3人を抱え、歯を食いしばりながら男の視界から外れるように壁際まで彼らを移動させる。
「申し訳ありませんでした……ティナ様……私では奴に剣を抜かせることすらできませんでした……」
「喋らなくて大丈夫です!」
「ですが……奴等の正体がわかりました……奴等は、ユガリ帝国の工作員です……」
「なんだと!?」
(ユガリ帝国!?まさかそんなことが……)
ひとまず戦いに巻き込まれそうな距離に居た兵士を救出したティナは深手を負っていないことを確認しゼギンの援護に向かおうとする。
だがその時フィリップは敵から聞き出したとんでもない情報を口にしたのだ。
「おい!それはほんとうか!?」
「他の襲撃者を問い詰めたのですが……嘘である可能性は低いと判断しました……」
エメルキア王国は現在2つの国と戦争状態である。
アレスの周囲で暗躍し陰から侵攻を続ける南方のタムザリア王国。
そして近年は目立った攻撃を仕掛けてくることはなくなっていた西方のユガリ帝国だ。
フィリップが敵から聞き出した情報では、この仮面の襲撃者たちの正体はそのユガリ帝国の工作員ということなのだ。

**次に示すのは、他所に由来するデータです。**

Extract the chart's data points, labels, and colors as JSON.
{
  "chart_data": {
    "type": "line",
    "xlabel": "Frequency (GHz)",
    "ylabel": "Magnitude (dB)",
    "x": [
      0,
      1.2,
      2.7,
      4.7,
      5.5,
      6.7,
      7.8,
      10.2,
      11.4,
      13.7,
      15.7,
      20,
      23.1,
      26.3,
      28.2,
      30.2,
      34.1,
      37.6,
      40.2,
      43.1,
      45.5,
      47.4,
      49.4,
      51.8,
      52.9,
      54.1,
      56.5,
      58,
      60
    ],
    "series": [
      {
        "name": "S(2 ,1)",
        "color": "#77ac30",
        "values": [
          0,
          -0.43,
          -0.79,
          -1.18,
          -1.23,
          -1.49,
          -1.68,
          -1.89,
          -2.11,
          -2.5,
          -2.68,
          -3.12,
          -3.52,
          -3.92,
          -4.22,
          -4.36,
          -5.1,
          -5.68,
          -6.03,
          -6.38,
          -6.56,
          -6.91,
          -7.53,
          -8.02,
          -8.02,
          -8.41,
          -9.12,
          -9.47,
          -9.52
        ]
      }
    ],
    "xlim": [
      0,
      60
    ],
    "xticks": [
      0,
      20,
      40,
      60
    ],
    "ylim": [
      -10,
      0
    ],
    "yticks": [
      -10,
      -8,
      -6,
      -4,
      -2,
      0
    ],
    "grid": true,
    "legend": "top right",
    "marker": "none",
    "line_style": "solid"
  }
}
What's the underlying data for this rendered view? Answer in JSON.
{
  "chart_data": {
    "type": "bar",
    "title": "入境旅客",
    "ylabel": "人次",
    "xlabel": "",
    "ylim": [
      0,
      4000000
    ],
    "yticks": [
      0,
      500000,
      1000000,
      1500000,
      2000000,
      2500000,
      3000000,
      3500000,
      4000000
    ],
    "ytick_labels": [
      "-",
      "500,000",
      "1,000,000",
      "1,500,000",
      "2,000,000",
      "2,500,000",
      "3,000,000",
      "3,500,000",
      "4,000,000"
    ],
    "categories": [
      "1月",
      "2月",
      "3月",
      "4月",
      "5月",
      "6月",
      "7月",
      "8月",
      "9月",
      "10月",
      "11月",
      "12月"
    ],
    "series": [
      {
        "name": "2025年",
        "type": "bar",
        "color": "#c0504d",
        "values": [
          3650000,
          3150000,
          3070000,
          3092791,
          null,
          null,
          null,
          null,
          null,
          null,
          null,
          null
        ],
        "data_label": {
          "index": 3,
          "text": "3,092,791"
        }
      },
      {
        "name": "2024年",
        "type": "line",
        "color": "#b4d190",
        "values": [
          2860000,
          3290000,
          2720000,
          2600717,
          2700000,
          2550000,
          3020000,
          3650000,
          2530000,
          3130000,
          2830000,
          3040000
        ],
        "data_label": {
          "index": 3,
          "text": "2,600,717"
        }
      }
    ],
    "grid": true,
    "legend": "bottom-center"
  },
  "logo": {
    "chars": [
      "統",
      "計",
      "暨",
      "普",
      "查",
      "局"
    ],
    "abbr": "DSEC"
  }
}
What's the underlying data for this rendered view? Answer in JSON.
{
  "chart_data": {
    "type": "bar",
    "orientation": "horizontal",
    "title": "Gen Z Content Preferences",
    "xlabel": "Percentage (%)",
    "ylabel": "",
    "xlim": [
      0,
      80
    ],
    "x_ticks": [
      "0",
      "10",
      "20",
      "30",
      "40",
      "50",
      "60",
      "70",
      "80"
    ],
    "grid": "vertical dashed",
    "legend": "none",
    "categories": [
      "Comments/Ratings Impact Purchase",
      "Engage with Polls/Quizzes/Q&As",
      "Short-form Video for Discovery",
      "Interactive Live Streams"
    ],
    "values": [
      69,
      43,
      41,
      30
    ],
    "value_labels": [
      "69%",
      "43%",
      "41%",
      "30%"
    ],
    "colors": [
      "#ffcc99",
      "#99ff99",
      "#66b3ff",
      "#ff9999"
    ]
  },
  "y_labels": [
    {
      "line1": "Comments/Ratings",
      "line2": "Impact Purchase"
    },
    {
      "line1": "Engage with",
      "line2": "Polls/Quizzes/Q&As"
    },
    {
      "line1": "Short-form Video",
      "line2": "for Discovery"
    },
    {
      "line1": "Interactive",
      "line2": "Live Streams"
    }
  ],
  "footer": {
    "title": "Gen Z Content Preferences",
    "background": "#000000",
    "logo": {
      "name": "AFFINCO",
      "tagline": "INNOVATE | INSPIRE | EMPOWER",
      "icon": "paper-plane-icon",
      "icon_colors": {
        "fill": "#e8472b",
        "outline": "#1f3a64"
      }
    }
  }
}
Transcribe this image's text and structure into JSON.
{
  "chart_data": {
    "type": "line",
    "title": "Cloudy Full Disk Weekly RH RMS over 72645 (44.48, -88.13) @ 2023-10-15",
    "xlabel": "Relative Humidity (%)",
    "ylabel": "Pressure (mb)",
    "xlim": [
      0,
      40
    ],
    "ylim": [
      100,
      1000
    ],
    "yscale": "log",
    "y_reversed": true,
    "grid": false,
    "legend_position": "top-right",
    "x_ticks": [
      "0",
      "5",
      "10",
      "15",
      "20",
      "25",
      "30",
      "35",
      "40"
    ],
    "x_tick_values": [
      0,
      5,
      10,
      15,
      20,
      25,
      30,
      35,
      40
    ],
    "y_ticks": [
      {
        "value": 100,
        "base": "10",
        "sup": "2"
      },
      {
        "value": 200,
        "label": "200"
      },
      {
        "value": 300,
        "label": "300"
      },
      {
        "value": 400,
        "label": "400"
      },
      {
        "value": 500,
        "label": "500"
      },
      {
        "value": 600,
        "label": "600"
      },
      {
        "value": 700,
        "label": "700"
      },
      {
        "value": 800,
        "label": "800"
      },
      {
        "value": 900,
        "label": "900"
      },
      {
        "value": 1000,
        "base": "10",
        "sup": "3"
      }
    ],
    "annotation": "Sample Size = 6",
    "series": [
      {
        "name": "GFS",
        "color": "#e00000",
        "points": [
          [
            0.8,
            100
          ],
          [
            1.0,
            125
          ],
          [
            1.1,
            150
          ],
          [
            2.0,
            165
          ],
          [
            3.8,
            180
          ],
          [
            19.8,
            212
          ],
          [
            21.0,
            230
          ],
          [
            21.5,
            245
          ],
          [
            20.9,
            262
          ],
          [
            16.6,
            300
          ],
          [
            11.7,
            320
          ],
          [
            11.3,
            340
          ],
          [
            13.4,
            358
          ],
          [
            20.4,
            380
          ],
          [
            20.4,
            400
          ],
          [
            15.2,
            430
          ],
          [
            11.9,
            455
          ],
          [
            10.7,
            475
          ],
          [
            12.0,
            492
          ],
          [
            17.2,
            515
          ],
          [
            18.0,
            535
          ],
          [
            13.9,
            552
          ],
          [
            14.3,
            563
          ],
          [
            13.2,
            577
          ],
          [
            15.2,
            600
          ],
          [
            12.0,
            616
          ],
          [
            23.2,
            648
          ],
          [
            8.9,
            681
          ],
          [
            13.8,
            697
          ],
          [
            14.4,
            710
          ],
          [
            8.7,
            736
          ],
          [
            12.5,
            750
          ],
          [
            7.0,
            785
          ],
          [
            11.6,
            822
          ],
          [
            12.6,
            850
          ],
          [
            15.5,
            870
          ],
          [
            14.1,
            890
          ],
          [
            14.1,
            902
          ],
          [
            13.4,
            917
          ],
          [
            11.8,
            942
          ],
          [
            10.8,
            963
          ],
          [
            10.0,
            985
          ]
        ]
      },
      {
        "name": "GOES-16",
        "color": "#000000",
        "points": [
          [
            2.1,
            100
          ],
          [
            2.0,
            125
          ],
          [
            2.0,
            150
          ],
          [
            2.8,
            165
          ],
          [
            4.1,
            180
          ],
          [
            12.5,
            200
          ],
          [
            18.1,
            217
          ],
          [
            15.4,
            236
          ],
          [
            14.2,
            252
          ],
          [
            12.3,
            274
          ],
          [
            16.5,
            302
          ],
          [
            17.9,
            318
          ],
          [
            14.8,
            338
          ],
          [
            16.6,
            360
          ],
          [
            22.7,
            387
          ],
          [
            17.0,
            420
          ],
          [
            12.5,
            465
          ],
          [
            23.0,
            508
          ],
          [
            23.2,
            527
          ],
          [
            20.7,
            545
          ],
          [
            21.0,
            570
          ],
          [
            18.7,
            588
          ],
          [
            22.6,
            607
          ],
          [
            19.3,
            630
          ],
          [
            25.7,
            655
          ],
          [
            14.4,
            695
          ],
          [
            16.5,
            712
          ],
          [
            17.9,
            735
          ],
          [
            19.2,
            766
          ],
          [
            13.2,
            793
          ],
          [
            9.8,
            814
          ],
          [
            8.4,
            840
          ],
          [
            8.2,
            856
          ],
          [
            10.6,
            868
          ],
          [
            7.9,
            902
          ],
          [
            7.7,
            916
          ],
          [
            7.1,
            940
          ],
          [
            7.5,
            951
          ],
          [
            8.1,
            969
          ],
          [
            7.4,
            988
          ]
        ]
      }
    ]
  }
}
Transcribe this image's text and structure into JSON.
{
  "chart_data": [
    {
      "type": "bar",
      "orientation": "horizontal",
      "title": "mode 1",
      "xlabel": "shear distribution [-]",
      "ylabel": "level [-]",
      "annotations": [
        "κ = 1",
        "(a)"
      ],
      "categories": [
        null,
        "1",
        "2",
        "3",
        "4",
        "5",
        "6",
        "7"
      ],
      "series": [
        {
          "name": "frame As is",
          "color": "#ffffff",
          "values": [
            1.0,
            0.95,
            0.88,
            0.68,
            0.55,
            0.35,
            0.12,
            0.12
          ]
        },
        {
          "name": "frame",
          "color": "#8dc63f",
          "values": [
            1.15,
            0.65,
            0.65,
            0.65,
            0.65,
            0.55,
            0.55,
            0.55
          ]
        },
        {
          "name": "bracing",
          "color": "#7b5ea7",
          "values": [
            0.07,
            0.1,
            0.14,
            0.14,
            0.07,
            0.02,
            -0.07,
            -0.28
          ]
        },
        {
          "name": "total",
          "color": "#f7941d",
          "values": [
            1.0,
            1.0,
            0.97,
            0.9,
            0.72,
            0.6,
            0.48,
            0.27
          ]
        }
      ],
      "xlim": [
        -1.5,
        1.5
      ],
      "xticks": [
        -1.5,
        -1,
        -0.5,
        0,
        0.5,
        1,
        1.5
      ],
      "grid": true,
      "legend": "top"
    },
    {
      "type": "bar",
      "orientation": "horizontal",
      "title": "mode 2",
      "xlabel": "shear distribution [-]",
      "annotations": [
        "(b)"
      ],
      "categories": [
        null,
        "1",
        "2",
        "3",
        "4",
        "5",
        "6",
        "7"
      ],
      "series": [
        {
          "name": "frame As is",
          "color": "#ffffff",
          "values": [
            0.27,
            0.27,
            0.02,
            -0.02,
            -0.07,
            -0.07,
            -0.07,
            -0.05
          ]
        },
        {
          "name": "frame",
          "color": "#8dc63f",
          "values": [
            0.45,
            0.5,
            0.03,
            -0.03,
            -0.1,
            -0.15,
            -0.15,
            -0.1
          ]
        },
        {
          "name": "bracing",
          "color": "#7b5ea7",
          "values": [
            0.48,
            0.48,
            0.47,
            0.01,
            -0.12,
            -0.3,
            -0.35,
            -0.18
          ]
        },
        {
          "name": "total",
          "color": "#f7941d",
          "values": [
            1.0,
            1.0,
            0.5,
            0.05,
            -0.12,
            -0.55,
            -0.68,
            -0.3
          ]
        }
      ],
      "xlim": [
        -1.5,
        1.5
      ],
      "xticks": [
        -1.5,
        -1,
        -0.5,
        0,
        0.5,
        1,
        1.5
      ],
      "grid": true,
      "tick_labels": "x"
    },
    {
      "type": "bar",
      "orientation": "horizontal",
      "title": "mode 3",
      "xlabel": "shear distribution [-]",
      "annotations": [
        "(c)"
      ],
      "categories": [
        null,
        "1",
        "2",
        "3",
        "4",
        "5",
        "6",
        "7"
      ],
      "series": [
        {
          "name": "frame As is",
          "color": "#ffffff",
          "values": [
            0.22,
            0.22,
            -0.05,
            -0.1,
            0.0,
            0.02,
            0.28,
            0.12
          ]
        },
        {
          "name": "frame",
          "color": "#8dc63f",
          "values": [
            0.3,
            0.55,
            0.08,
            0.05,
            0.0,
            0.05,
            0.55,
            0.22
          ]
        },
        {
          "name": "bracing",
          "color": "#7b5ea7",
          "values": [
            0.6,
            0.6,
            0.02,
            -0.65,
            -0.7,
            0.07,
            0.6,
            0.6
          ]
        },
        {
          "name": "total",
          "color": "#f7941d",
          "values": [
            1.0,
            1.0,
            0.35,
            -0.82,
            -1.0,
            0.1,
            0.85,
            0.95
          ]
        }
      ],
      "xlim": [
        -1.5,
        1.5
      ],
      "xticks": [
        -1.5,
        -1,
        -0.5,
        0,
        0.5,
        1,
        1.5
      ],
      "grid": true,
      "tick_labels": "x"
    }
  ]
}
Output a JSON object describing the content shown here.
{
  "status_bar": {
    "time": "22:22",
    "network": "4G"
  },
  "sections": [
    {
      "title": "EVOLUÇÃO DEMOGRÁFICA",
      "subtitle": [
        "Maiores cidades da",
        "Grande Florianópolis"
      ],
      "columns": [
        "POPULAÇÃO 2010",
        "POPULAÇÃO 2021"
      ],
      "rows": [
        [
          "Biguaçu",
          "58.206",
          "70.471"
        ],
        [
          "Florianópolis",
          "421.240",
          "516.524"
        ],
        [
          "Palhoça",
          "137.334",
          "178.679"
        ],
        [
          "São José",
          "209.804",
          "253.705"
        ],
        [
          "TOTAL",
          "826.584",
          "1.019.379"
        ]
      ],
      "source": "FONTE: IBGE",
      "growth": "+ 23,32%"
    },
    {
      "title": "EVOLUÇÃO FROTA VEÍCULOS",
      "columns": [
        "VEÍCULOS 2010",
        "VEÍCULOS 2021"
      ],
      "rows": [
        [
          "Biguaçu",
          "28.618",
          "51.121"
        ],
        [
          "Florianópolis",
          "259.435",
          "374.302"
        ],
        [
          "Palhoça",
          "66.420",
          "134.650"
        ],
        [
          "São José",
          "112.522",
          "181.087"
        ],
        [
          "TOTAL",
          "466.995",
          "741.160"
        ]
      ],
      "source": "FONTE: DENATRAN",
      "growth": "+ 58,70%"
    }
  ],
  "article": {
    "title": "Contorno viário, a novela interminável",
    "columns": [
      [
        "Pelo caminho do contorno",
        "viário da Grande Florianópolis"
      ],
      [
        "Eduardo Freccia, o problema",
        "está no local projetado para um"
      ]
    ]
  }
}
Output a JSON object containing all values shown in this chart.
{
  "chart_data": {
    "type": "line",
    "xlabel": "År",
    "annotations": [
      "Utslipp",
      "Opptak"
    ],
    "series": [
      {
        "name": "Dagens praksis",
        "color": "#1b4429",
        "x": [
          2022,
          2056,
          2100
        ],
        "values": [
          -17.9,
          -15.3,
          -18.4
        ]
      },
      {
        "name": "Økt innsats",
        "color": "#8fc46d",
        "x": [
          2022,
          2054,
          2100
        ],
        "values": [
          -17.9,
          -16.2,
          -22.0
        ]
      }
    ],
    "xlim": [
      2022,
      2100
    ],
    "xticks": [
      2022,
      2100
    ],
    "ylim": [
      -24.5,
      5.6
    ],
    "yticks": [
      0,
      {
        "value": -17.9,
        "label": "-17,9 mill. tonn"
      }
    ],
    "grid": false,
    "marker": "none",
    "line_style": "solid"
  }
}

(こいつら……ただ者じゃないとは考えていたがまさかユガリ帝国の刺客だったなんて……)
ただの盗賊や反乱分子ではない。
隣国――いままさに睨み合い緊張状態にあった敵国の影が、こんな場所にまで忍び寄っていた。
それは、エメルキア王国全体を巻き込む戦争の火種そのもの。
事態はより深刻なものであったと知ったティナの刀を握る手が、痛みを訴えるほどに強張ったのだ。